I’ll admit this: it started as a coping mechanism. In the same fashion of woosah, gopher, and nam-myoho-renge-kyo, the phrase tucked itself beneath my tongue as a quickly dissolving serum for any moment of ramping panic.
Everything happens as it should.
As much of a truism this phrase has come to be in my life, the words have not always been lovely in the trenches. Instead of a melodic serenade or pulsing theme music to signal hope and rescue, the words come through gnarled, wadded and torn. At those critical moments, I had to chew through them and grind them down with my back molars, waiting for a slow release of calm.
Honestly, the mantra didn’t have the industrial power to soothe every flaring anxiety. Eviction notices, emergency rooms, conference room combat, phone numbers hidden in back pockets, black dresses and somber limousines. The chant did not temper every edge.
But I kept saying it.
I said it aloud to someone else, recently, smiling to myself as I offered over my homemade remedy. I was visiting Charlotte for a performance and hanging out with one of my hosts, JC, one of the big engines in Charlotte’s internationally-acclaimed spoken word scene. We were grabbing a late lunch at the city’s historic Coffee Cup, and I asked him to tell me about the poetry house that Charlotte built. As I had him guide me from dot to dot, I made mental notes about the life happening around him and his core team along their way. For instance, he became a poet-turned-promoter because he was frustrated with the chronic gone-tomorrow uncertainty of the poetry sets at that time. He just wanted a place and handful of people to share words. By the time he printed up their first flyers back in 2001 and gotten some momentum under them a few years later, the city of Charlotte had just officially wrested the Gotta-Get-There crown from Hot-Lanta. African Americans were MapQuesting their moving vans toward Charlotte and hauling a movement of community- and culture-consciousness with them.
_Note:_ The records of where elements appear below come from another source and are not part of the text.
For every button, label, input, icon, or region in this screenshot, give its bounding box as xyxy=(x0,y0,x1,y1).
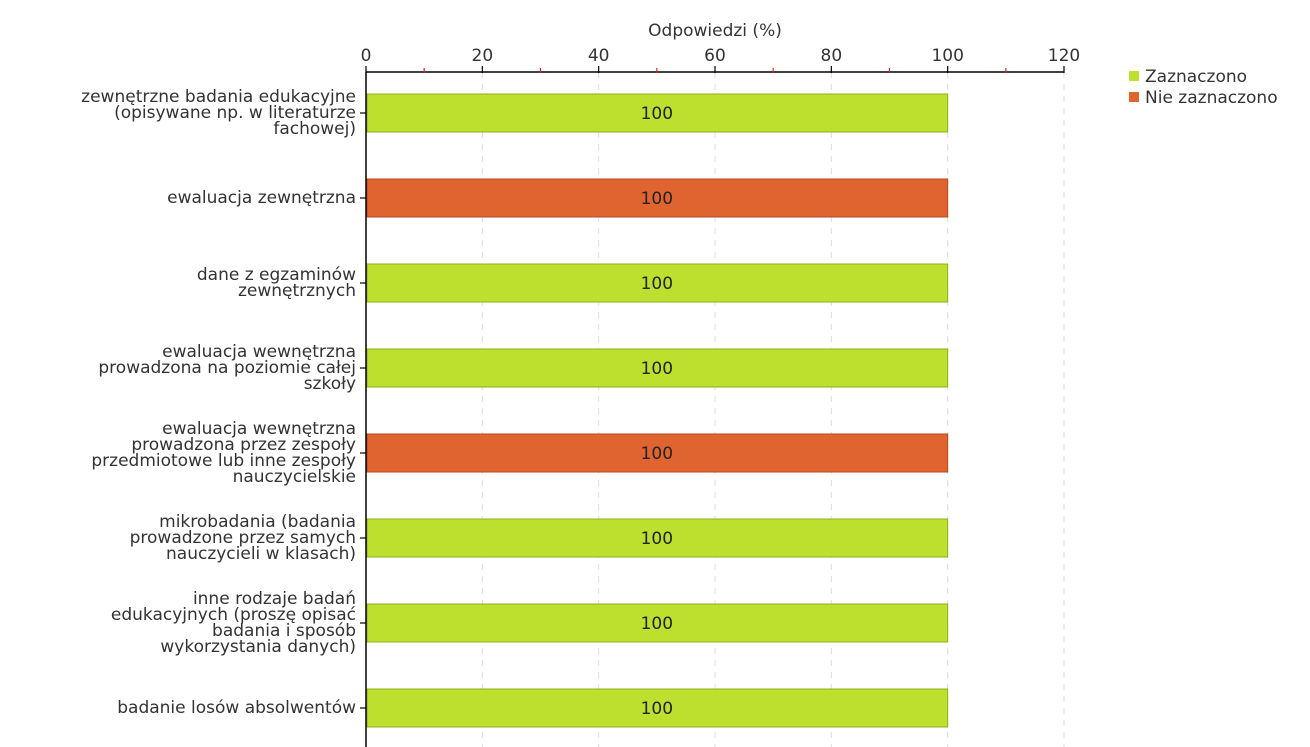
category-label: dane z egzaminów zewnętrznych xyxy=(197,265,356,301)
bar-value-label: 100 xyxy=(641,274,673,294)
x-tick-label: 40 xyxy=(588,46,610,66)
bar-value-label: 100 xyxy=(641,444,673,464)
x-tick-label: 20 xyxy=(472,46,494,66)
legend-swatch xyxy=(1129,71,1139,81)
bar-value-label: 100 xyxy=(641,614,673,634)
bar xyxy=(366,348,949,388)
bar xyxy=(366,688,949,728)
category-label: ewaluacja wewnętrzna prowadzona przez zes… xyxy=(91,419,356,487)
bars: 100 100 100 100 100 100 100 100 xyxy=(366,93,949,728)
bar xyxy=(366,178,949,218)
x-axis-title: Odpowiedzi (%) xyxy=(648,21,782,41)
legend-label: Nie zaznaczono xyxy=(1145,88,1278,108)
bar-value-label: 100 xyxy=(641,529,673,549)
x-tick-label: 80 xyxy=(821,46,843,66)
bar xyxy=(366,93,949,133)
bar xyxy=(366,603,949,643)
axes: 0 20 40 60 80 100 120 xyxy=(360,46,1080,747)
bar xyxy=(366,433,949,473)
bar-value-label: 100 xyxy=(641,189,673,209)
bar xyxy=(366,263,949,303)
category-label: badanie losów absolwentów xyxy=(117,698,356,718)
x-tick-label: 0 xyxy=(361,46,372,66)
category-labels: zewnętrzne badania edukacyjne (opisywane … xyxy=(81,87,356,718)
category-label: mikrobadania (badania prowadzone przez sa… xyxy=(130,512,356,564)
grid-lines xyxy=(481,72,1065,747)
bar-value-label: 100 xyxy=(641,359,673,379)
x-tick-label: 60 xyxy=(704,46,726,66)
legend-label: Zaznaczono xyxy=(1145,67,1247,87)
category-label: ewaluacja zewnętrzna xyxy=(167,188,356,208)
bar-value-label: 100 xyxy=(641,104,673,124)
bar xyxy=(366,518,949,558)
x-tick-label: 100 xyxy=(931,46,963,66)
category-label: inne rodzaje badań edukacyjnych (proszę o… xyxy=(111,589,356,657)
category-label: ewaluacja wewnętrzna prowadzona na poziom… xyxy=(98,342,356,394)
bar-value-label: 100 xyxy=(641,699,673,719)
category-label: zewnętrzne badania edukacyjne (opisywane … xyxy=(81,87,356,139)
x-tick-label: 120 xyxy=(1048,46,1080,66)
legend-swatch xyxy=(1129,92,1139,102)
JC described how this influx of new residents came to the city seeking out black-owned operations, businesses, institutions, traditions and events. Every resident with entrepreneurial spirit wasn’t able to meet and sustain the demand, so the population was quickly trained to only attach itself to entities with proven staying power. By the time the pilgrims arrived, JC and his crew were well on their way to proving just that.
Ten years later, he’s supporting his family with his work and playing a major role in helping this same family of performers begin to export their Bull City energy and talents around the world. More, of course, is yet to come from them all and I gobbled up his dream-catching excitement with every bite of my lunch.
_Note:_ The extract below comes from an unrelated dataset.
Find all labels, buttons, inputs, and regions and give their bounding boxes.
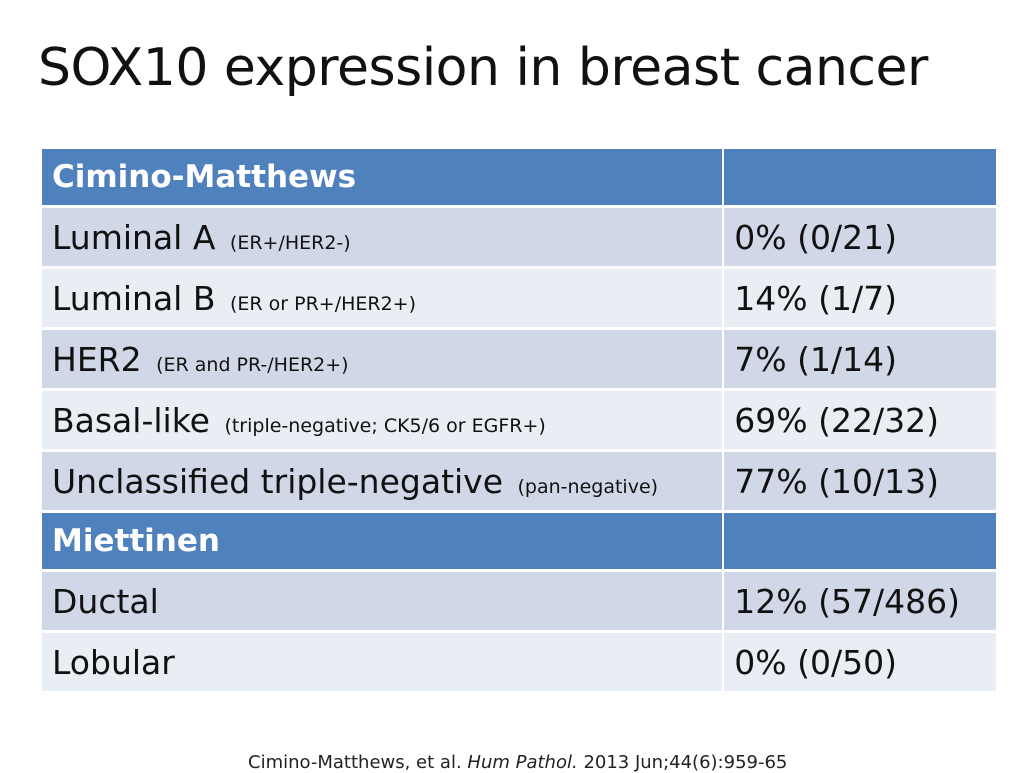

We shared hilarious stories about our common experiences. Without a doubt, both journeys have been a grind. Still, we agreed that every sharp rock in the pavement was supposed to be there. Swerve to the left, or puncture a heel and be forced to move a bit more slowly for a while. However the mishaps happened, they happened with some universal purpose.
Everything. As it should.
He was, in fact, navigating around piercing stones in his work around the time of our visit. So, I told him about my mantra. I felt I owed him that little talisman, because he had no idea how much I’d needed to hear his story, too. The universe was constructed with precision engineering (I mean, what else would you expect from God?) The collection of dots that placed me at that lunch table, for instance, would certainly amount to a tedious tale. Thousands, if not millions, and there’s no way I could account for them all. Nonetheless, there I was with JC and his fish and me with my chicken and waffles.
Wanting to inventory each and every dot is what tends to make us mortals a little nutty. Simultaneously torturous and beautiful is the fact that we won’t always decipher the dot patterns until some divine force connects them into a portrait of Martin Luther King, the Mona Lisa or the print from your grandma’s infamous Christmas sweater.
Still, we wanna know.
We want to know so badly because the unknown is inherently a terrifying place, especially if “unknown” is where we’re tossing a lot of energy: relationships, enterprise, faith. We would all be a little less neurotic if we just knew. Listening to JC’s journey, however, and all of seemingly unrelated forces that influenced his dots into their current constellation, reminded me that focusing on dots is all that we we’re required to do. Yes, plan for the future, but not at the expense of our present. JC would not be experiencing his current success if he had not been ready once serendipity flooded his city. For another Charlotte native, their dots assembled into place because they weren’t swept up by the same migration.
I left lunch with a full stomach and a light heart. Still laughing and enjoying the Carolina sunshine, I was less worried about publishers and bills and itineraries and prescriptions. I was able to return my focus to the elements and efforts inside my control, focus on keeping the dots in my palm and sweep away the rest.
Everything happens as it should.
The chant can withstand practically any force of shrapnel for me now. Even when the words seem dwarfed inside dire situations, I know they’re there. The universe has proven time and again that, eventually, the dots will reveal their impressionist image. In fact, there’s a breathtaking design being assembled around us all. Whisper this reminder to yourself and you’ll be able to see it when the dots fall into their divine lines.